With a launch scheduled in 2024, Relativity Space will have accomplished something not even SpaceX has yet been able to do. The company has managed to create a new vision for spaceflight, transforming the aerospace industry and making their rockets strong competitors for Blue Origin and SpaceX in just 6 short years. But they’re also transforming spaceflight for the average person. As the company’s first launch looms near, so too does the possibility that space will become affordable and accessible to more people and more nations, not just those that control a large amount of wealth.

The key to Relativity Space’s success is none other than an unassuming piece of machinery: the 3D printer.

It’s not, of course, just any store bought 3D printer. Their Factory of the Future houses Stargate, the world’s largest 3D metal printer that uses custom metal alloys. Stargate melts metal wire one layer at a time to create carefully designed, minimalistic parts. These parts can have tens of thousands of layers, with individual sections as tall as 36 feet. The finished product retains the rough bumpy texture of 3D printed items but can be machined down to look indistinguishable from regular metal. And the texture does add 5–10% more mass to the rocket, but this doesn’t put the 3D printed rockets at an aerodynamic disadvantage compared to their traditional counterparts.

One of the company’s third generation printers. Image by Relativity Space.

In fact, there are many key advantages to 3D printing a rocket compared to traditional methods of construction. These numerous benefits are what led founders Tim Ellis and Jordan Noone — formerly from Blue Origin and SpaceX, respectively — to start their own company centered around the idea.

Among the advantages, perhaps the most impressive is the reduction in the number of parts. Where a traditional rocket can have over 100,000 individual parts, printed rockets have less than 1,000. This is 100 times fewer parts at a fraction of the cost and time. Take, for example, Relativity Space’s Aeon 1 engine. A similar engine would have taken 3,000 parts to construct. Aeon 1 took only 3, and was completed in 9 days. Their rockets — Terran 1 and Terran R — have completion times of just 2 months as compared to a 2 year completion time for traditional rockets.

This iteration is the company’s biggest strength. The short time it takes to go from raw material to completed product means that engineers are free to design, build, and test their parts at a rapid rate, improving something like an engine from one month to the next until they have a perfected design. New software, computer simulations, and artificial intelligence are a large part of this perfection process. Their Aeon 1 engine has, to date, completed over 500 test runs.

The Aeon 1 engine. Image by Relativity Space.

This brilliant use of artificial intelligence and automation means spaceflight could become 10–100 times cheaper. But there’s another important factor contributing to this immense reduction in cost. It’s the accomplishment Relativity Space will have managed to achieve before SpaceX — if they carry out the successful launch of their Terran R rocket in 2024.

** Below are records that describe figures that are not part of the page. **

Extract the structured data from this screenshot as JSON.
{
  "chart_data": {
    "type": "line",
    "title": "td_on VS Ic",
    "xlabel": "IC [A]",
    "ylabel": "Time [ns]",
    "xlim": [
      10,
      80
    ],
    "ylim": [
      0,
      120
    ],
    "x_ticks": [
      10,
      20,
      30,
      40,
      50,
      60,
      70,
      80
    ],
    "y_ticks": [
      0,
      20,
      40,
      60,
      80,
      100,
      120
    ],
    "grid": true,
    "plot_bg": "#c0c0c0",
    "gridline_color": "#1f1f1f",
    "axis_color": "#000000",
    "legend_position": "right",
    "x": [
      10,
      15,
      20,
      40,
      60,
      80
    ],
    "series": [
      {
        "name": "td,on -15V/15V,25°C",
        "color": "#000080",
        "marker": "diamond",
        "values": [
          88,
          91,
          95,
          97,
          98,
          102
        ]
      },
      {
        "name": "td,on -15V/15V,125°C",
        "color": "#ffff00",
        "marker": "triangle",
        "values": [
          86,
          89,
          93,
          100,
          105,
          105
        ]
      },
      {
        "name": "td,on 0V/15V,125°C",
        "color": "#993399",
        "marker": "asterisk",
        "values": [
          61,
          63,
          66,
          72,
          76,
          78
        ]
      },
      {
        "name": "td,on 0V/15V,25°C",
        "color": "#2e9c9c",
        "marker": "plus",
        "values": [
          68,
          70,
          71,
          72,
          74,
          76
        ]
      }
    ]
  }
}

Terran R will be fully reusable. Everything from the first and second stages, the engines, and the payload fairing can be used on multiple LEO (low Earth orbit) trips. Even SpaceX’s Falcon 9 rockets are only partially reusable, though SpaceX is working on releasing a fully reusable model sometime in the next few years. As compared to Terran 1 launching 3 months from now, Terran R will be much bigger, capable of a heavier payload, and will be entirely reusable.

Terran 1 (left) can launch a maximum of 2,756 lbs (1,250 kilograms) while Terran R’s maximum is 44,092 lbs (20,000 kg). Terran R will be launching satellites into orbit in 2024. Image by Relativity Space.

Relativity Space’s potential hasn’t escaped the attention of many prominent investors. Apart from having raised $1.3 billion in investments to date, the company has also partnered with NASA and the US Air Force. However, the company’s ambitions extend far beyond Earth. Relativity Space aims to help establish human colonies on Mars and to print the very first rocket on the surface of the Red Planet. 3D printed materials, being both lightweight and affordable, could become a vital technology in helping establish a new colony.

For the founders — and for all of us with dreams of traveling to the Solar System’s bounty of worlds — this technologically-paved journey has always been about the human experience. It’s about expanding the perspectives and possibilities of mankind. Becoming a wiser, more diverse interplanetary species will require an effort on the part of many companies and governments across the world. There is no single group of people, nor any single approach to technology, which will make our spacefaring dreams come true. 3D printed rockets are just one page in the blueprint for the stars.